Мне сейчас уже шестой десяток, но если вы спросите меня, какие они, эти незыблемые правила, я, пожалуй, назову только одно: муж никогда не уходит от жены к женщине старше ее. А помимо этого, все, что возможно, — нормально.


СТЮАРТ: Вчера вечером я зашел в дом № 55 на той стороне улицы. Дверь отперла миссис Дайер, маленькая старушенция, что в нем живет.

— Ах, вы тот молодой человек из муниципалитета, — узнала она меня.

— Совершенно верно, мадам, — говорю. — Простите, что беспокою вас в такой поздний час, но обязанность местных властей — безотлагательно поставить в известность всех домовладельцев — и домовладелиц, — если у их жильцов положительный анализ на СПИД.

— Вы пили спиртное, — сказала она.

— Да, знаете ли, работа очень нервная.

— Тем более не следовало пить. Особенно если приходится управлять механизмами.

— Я не управляю механизмами, — возразил я, чувствуя, что мы отвлеклись от темы.

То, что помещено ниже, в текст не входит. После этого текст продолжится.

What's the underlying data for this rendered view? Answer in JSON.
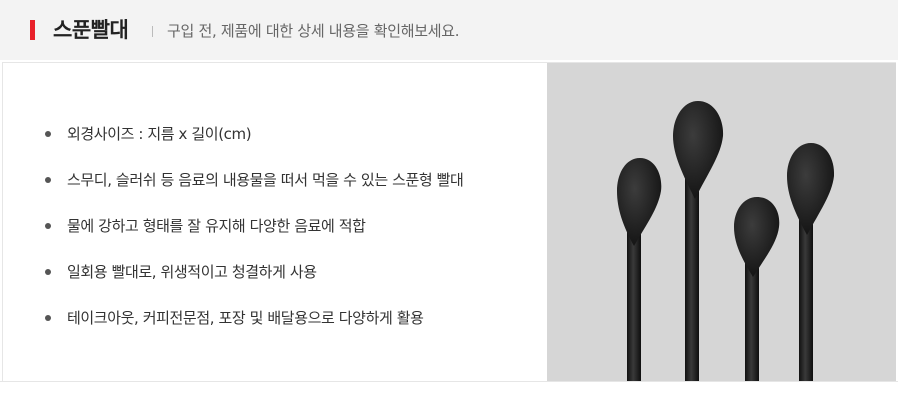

— Тогда ступайте да ложитесь пораньше спать.

И она захлопнула у меня перед носом дверь. Разумеется, она права. Мало ли, может, мне еще понадобится управлять механизмом. Например, проехаться на моем авто несколько раз туда и обратно через тело Оливера. Вамп, бамп, бамп. Для такого дела надо быть трезвым.

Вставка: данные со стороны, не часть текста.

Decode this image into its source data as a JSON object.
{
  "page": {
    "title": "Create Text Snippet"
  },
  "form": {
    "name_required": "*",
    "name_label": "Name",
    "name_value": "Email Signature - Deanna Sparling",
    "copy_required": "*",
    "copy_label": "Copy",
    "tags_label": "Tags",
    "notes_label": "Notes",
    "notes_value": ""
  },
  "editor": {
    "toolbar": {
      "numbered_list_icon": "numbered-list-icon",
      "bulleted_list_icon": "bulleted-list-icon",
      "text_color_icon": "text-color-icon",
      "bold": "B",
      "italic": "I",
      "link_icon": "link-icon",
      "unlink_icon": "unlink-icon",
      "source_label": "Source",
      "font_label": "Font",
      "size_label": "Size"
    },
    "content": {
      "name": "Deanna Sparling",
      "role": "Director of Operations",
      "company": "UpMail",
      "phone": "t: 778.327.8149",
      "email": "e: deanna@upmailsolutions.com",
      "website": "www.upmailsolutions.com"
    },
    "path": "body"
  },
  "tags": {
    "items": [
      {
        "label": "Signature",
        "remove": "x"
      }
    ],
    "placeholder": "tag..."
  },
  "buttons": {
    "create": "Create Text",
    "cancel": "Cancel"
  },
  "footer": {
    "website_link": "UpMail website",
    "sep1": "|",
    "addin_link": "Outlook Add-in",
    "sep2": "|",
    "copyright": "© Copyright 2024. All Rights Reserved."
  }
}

Поймите меня правильно. Я вовсе не просиживаю дни, накачиваясь алкоголем и слушая песни Патси Клайн. То есть, конечно, и это тоже. Но я не намерен тратить больше минимального процента своей жизни на то, чтобы упиваться… как это Джил сказала?.. тошнотворной жалостью к себе, несчастненькому. И еще я не намерен отступаться, слышите? Я люблю Джил и не собираюсь поднимать лапки кверху. Я постараюсь сделать все возможное, чтобы она от меня не ушла. А если все же уйдет, постараюсь добиться, чтобы вернулась. А если не вернется, тогда… еще что-нибудь придумаю. Я не намерен безропотно смириться.

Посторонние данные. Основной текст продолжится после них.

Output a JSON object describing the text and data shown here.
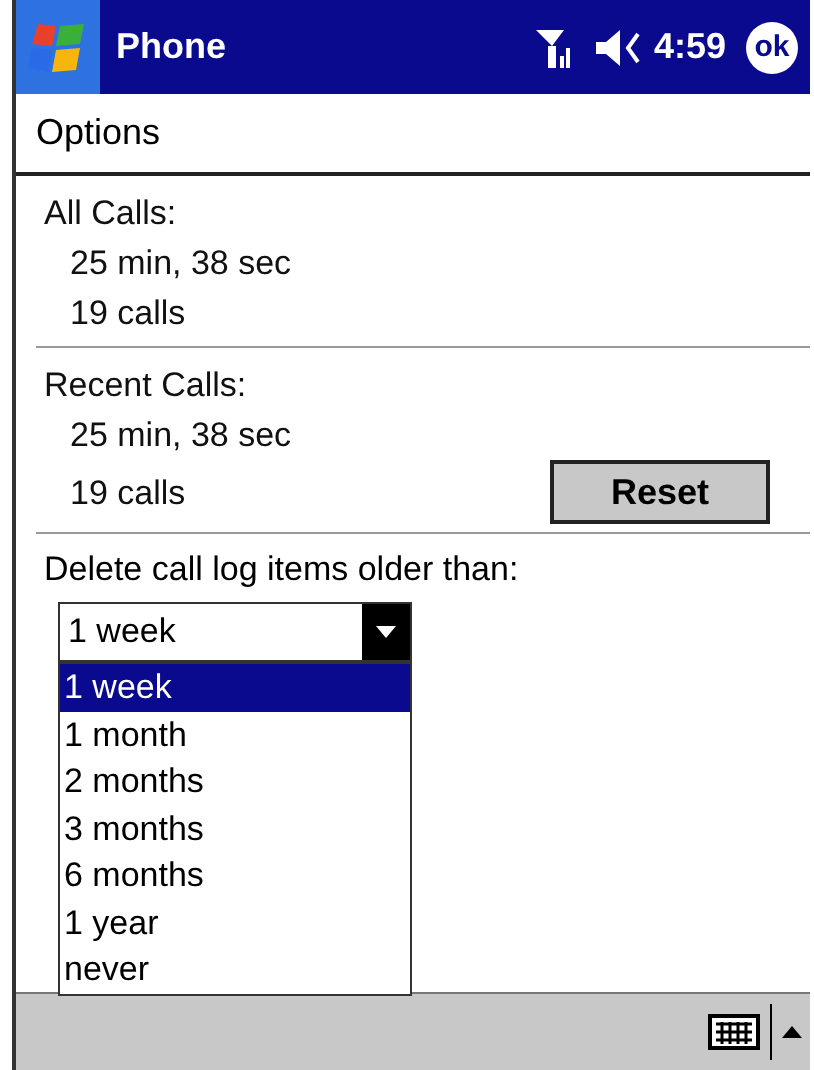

Я, конечно, не всерьез это говорил, насчет того, чтобы переехать на автомобиле жильца миссис Дайер. Просто так говорится. У меня нет практики в таких делах, откуда ей взяться загодя? Живешь, живешь, и вдруг они на тебя обрушиваются как снег на голову, и разбирайся, как хочешь. Вот и ляпнешь, чего даже не думаешь, и какие-то чужие выражения выскакивают изо рта. Как, например, когда я сказал Джил, что пригласил на ужин девушку и, может быть, пересплю с ней потом, если будет настроение. Глупость, конечно, хотел обидеть Джил. Это правда, человек, с которым я ужинал, — женщина. Но не кто-то, а Вэл, очень старая знакомая, еще с незапамятных времен. А мне нужна только Джил. И больше никто.


ОЛИВЕР: Я отпер дверь своим ключом и, войдя, разразился трубным кашлем, которым завел обыкновение оповещать миссис Дайер, что оставляю отпечатки ног на ее паркете. Она вышла из кухни, повернула ко мне голову-гелиотроп и, прищурившись, заглянула мне в лицо.

— Мне очень жаль, что у вас, оказывается, СПИД, — сказала она.

Мой ум в это мгновение не обладал мощью советского монумента сталинско-брежневского периода. Я вообразил, что миссис Дайер по ошибке вскрыла коричневый конверт из поликлиники. Правда, я сказал им, что сам зайду. И потом, я же не давал здешнего адреса.

— Кто вам это сказал?

— Господин из районного муниципалитета. Который приходил раньше насчет подоходного налога. Он живет через улицу от нас, я его видела. У него милая жена. — Миссис Дайер показала рукой, и все сразу встало на место.

— Это была шутка, миссис Дайер, — сказал я. — В своем роде.

— Должно быть, он думал, я не знаю, что такое СПИД. — Я сделал вид, будто и сам поражен ее осведомленностью. — Я читала санитарно-просветительные листки. И я его заверила, что вы человек чистоплотный и что мы пользуемся разными туалетами.